This is only opinion, and does not have any hard or exact answer. What you are talking about is hard realtime for control systems. Jetsons do not have the architecture for hard realtime. Mostly it is ARM Cortex-A series, which is incapable of “true” hard realtime. ARM actually defines a fairly fine grain of different levels of realtime, and it is true that you improve Linux on a Cortex-A (or even on an x86_64/amd64 PC) via an RT kernel extension, but the hardware itself will never be true hard realtime on this hardware (at best it can be a “soft” realtime).
If you don’t have a lot of processing to do, e.g., there is not much in the way of complicated multitasking, then the inexpensive Cortex-M series can do hard realtime (without “functional safety”). As the workload goes up, some of the hardware assist in the Cortex-R series starts becoming important. Cortex-R can handle more complicated scheduling than can Cortex-M, plus, if desired, in some cases Cortex-R can be set up with shadow cores which automatically take over if there is a hardware failure (this is what “functional safety” is; both hardware and software work seamlessly to keep functioning without any delay if something fails).
All desktop PCs, and all Cortex-A series will have lots of caching and buffering involved in many of the things they do. Whenever there is multitasking, and one process has its context saved before another process takes a time slice from a core, there is a chance that the cache will no longer be useful to the new process (imagine two threads of one process sharing data: Those might not cause a cache miss), and there will be a cache miss. There will be a short burst of delay while the cache is updated.
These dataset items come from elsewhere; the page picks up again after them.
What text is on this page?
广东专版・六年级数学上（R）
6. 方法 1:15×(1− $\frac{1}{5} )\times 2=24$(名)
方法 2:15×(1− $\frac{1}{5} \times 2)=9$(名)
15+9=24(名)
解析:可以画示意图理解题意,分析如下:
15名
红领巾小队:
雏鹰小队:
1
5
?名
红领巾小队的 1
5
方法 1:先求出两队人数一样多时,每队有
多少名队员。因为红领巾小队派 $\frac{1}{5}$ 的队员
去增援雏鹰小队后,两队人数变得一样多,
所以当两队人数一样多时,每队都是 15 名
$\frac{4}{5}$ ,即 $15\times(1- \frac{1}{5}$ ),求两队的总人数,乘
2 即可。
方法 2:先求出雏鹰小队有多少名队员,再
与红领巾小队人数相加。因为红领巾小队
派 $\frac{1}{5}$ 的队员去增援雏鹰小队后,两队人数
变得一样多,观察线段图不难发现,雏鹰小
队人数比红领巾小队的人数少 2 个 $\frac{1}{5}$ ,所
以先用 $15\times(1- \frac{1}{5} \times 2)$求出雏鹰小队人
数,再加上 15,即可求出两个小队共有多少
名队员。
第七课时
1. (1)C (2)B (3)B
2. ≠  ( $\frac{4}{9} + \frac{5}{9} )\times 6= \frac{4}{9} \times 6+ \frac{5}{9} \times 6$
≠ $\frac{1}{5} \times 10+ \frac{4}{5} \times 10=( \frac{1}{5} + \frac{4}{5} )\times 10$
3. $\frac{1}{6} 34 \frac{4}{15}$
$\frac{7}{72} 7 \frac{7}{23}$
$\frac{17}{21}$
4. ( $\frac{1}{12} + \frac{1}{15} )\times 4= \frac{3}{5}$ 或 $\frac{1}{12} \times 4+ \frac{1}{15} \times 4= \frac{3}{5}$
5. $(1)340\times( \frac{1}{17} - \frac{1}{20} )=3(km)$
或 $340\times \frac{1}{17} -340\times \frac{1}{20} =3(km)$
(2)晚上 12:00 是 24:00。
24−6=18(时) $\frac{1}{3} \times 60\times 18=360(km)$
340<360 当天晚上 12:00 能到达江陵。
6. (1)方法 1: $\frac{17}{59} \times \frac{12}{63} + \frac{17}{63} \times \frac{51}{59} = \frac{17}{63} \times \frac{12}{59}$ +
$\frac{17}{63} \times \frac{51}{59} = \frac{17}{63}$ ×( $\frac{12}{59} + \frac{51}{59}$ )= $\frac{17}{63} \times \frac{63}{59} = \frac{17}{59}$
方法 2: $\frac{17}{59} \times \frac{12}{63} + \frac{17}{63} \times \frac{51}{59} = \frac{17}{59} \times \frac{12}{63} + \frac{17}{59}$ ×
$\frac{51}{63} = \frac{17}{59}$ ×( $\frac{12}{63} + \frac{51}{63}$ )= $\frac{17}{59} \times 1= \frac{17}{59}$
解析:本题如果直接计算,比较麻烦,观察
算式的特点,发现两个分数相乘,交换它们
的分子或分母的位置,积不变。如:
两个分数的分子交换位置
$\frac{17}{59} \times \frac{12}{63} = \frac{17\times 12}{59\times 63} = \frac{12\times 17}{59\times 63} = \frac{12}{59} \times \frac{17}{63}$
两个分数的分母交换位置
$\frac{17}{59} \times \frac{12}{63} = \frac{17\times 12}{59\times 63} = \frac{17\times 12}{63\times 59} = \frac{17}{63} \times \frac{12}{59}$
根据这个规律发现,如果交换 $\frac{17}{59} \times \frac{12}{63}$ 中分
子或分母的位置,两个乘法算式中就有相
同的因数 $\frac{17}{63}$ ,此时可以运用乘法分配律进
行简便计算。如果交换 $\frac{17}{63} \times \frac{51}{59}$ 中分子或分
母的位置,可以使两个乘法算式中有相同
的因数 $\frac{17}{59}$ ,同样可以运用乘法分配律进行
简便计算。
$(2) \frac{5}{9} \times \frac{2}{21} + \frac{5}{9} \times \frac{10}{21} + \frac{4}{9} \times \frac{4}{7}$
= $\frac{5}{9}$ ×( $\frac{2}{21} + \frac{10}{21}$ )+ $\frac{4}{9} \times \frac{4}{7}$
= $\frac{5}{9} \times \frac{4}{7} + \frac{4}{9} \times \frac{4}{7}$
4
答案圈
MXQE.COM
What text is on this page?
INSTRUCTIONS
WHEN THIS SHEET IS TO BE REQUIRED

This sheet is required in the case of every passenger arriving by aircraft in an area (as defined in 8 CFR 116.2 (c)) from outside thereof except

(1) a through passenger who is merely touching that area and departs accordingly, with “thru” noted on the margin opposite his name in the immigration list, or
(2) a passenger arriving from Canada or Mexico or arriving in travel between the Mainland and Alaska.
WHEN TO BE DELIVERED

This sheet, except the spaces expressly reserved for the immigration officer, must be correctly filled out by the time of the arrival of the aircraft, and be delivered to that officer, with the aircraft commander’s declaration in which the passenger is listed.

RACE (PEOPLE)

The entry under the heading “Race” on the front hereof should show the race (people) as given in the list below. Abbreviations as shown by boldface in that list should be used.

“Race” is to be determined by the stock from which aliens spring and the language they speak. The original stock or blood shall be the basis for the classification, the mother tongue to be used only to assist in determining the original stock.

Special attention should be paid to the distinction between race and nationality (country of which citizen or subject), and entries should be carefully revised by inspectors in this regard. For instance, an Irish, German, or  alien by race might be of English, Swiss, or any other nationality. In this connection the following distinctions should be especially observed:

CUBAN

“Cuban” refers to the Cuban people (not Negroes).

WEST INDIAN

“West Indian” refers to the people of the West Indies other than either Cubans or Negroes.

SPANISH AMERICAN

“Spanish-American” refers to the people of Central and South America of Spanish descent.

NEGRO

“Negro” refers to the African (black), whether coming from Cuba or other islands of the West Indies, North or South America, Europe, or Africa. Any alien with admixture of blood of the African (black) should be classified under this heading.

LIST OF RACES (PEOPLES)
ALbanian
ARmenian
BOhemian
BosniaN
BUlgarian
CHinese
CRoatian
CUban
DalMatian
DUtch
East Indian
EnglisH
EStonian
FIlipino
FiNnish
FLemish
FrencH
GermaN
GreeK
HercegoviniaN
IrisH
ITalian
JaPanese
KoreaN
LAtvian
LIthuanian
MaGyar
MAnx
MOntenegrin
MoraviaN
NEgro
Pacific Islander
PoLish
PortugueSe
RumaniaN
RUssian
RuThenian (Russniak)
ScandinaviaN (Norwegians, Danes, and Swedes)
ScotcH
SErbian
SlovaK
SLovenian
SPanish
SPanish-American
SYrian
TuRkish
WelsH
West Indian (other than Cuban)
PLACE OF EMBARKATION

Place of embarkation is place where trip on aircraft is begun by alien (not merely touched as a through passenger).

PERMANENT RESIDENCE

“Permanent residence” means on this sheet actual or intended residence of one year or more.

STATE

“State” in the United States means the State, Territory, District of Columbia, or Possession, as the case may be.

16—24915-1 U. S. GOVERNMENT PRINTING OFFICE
Had the other process not run, then the cache probably would not cause such a delay. Even in a single thread though, if enough data is needed, there might still be a cache miss, it’ll just be less often.
So what would happen if your logic for controlling flight suddenly stops for some time slice? Your drone probably will have something setting up engine speed/thrust, and whatever it is doing, e.g., going straight, turning, landing, so on, will keep going. That’s ok if the burst of time slice where it goes catatonic is 1 ms, but as the speed goes up, perhaps for something which is actually supersonic, or for an automobile running 75 m.p.h. down a highway in bumper-to-bumper traffic, this could be fatal.
One way around this, if your sensors and logic are “on average” rather fast, is to buffer more. As long as the buffer is say capable of holding all commands for 10 seconds of flight, and if on average the sensors and logic keep at least some content in that buffer, you’ll get smooth flight without error. But what happens if something unexpected happens, and that 10 second buffer is invalidated? That’s the problem with buffering: It adds latency. Anything can happen during that latency.
With a slower drone, or with a robotic device driving on the ground at slow speed, buffering probably won’t hurt. Minor delays in sensing versus taking action won’t hurt anything. Jetsons are perfectly fine for slow crawling land robots, e.g., they can be used in office mail delivery robots without any issue. Aerial drones start to matter; some such drones are faster than others, and even a low end Jetson might work with a slow moving drone that slowly maps out the inside of a building; a faster (but otherwise similar) drone might require the fastest of the Jetsons, the Orin, and then be ok. The Orin Nano (for this forum) is probably only beaten in performance by the AGX Orin, but for the most part, to get a compact system, the Orin Nano or NX are maybe the best choice if you don’t have a separate control and sensing setup.
If you want “completely-and-always-perfect behavior”, then you probably need everything running in Cortex-R. If safety matters, e.g., it is for avionics in a passenger jet during landing in zero visibility, then you must use only the Cortex-R. For Jetsons, depending on what you are doing, it is not a bad idea to have a separate control system. I don’t know if the RISC-V can do (A) soft realtime or (B) different degrees of hard realtime. If you have a CPU core dedicated to nothing but motor control, then even if this is not hard realtime, then you’ve probably improved the timing of control. Maybe it is better with that as a controller.
There are also a number of SoCs or SBCs which have a fairly low power Cortex-A CPU, and then several low power Cortex-M cores. One could assign a different Cortex-M core to each motor, and this would be pretty close to hard realtime (something has to talk to the Cortex-M, and this is the only reason why such a case would not be fully hard realtime).
The Orin Nano is probably capable of what you want for a number of circumstances (it’s fast, but it has latencies that change and vary), but you have not given details of what your drone is doing. There is a reason why the DJI “world’s fastest” drones use high end embedded systems (and I’m guessing Orin of some sort these days, but I have not looked). There are also reasons why you cannot use a Jetson on anything requiring either functional safety or truly high performance. Even if it were legal, you couldn’t use a Jetson for aircraft avionics just because there would be moments when the avionics freeze before continuing. I’m not the right guy to ask about a specific use, but if you give more details about things like how fast it is, what the required frame rate of sensors is (without dropping a frame), then others might be able to comment.